Wspaniała para małżeńska Elżbieta i Zachariasz nie mieli łatwo. Kochali Pana i siebie nawzajem, a jedyne, czego im brakowało, to dziecko. W ich czasach i kulturze był to bardzo poważny problem. Długo i wytrwale modlili się o nie i po latach Pan im pobłogosławił, obdarzył dziecięciem. Było to niezwykłe dziecko – „już w łonie matki napełniony będzie Duchem Świętym”. Piękna wypowiedź jego matki Elżbiety do Maryi, (która sama, będąc brzemienną, przyszła usłużyć swej krewnej): „Błogosławiona jesteś między niewiastami i błogosławiony owoc Twojego łona!" (Łk 1, 43). „Gdy tylko usłyszałam Twoje pozdrowienie, podskoczyło z radości dziecko w moim łonie” (Łk 1, 45).

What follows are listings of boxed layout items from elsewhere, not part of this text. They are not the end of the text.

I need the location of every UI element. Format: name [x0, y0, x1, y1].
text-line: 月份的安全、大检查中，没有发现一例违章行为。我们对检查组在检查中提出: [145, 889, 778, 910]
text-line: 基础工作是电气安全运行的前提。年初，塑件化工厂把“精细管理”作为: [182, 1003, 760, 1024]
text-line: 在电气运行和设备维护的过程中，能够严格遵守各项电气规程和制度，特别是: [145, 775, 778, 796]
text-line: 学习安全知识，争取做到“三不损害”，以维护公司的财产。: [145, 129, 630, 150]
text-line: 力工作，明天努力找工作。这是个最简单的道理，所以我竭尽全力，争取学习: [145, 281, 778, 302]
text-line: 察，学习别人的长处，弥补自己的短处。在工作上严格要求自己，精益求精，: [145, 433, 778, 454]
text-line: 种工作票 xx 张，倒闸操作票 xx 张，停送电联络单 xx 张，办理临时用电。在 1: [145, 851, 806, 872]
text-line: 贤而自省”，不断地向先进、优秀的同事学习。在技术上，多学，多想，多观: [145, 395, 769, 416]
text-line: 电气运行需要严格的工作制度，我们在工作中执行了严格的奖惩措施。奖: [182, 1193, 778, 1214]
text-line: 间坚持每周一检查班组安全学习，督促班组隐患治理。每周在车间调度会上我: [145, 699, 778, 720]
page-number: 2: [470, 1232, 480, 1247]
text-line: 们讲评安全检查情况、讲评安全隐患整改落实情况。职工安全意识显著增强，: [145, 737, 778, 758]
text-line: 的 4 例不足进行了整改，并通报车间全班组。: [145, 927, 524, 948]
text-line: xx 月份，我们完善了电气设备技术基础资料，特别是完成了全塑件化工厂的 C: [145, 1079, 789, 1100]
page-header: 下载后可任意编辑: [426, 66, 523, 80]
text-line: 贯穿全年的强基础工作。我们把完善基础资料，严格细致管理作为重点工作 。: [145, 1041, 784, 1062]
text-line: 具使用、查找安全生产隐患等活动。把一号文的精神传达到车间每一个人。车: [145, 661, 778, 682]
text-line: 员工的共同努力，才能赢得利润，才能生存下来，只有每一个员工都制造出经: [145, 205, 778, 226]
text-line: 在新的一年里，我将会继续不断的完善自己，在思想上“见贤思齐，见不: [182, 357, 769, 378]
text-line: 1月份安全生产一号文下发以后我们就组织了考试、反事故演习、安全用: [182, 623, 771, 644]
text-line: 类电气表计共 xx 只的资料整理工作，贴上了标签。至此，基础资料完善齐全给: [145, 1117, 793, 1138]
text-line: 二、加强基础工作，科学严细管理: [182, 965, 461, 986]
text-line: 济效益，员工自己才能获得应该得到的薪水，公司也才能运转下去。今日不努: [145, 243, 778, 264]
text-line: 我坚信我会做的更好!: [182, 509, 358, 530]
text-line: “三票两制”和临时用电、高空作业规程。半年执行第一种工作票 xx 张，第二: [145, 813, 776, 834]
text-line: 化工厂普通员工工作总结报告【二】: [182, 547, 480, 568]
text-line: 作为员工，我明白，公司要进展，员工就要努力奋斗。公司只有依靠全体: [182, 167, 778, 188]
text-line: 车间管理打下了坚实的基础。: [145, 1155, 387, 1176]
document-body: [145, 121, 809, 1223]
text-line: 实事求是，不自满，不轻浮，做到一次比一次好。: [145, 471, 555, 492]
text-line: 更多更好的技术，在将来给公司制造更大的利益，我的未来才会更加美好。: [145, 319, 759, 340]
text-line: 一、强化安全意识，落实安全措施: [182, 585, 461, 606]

Zachariasz miał widzenie Anioła, który obwieścił przyjście na świat jego syna, któremu ma nadać imię Jan. Doprawdy Jan był niezwykłym dzieckiem, który – wiemy to z dalszych stron Ewangelii – wypełnił swe zadanie tu na ziemi, „prostując drogi Panu”.

Czy my, rodzice, potrafimy pozwolić dzieciom podejmować własne decyzje, czy wdrukowujemy im nasze jedynie słuszne zasady… Mamy mądre dzieci, wiedzą, co chciałyby czynić. Dajmy im narzędzia w postaci dobrego wykształcenia i puśćmy na wolność. Wolność wyboru własnej drogi życia. Na chwałę Pana.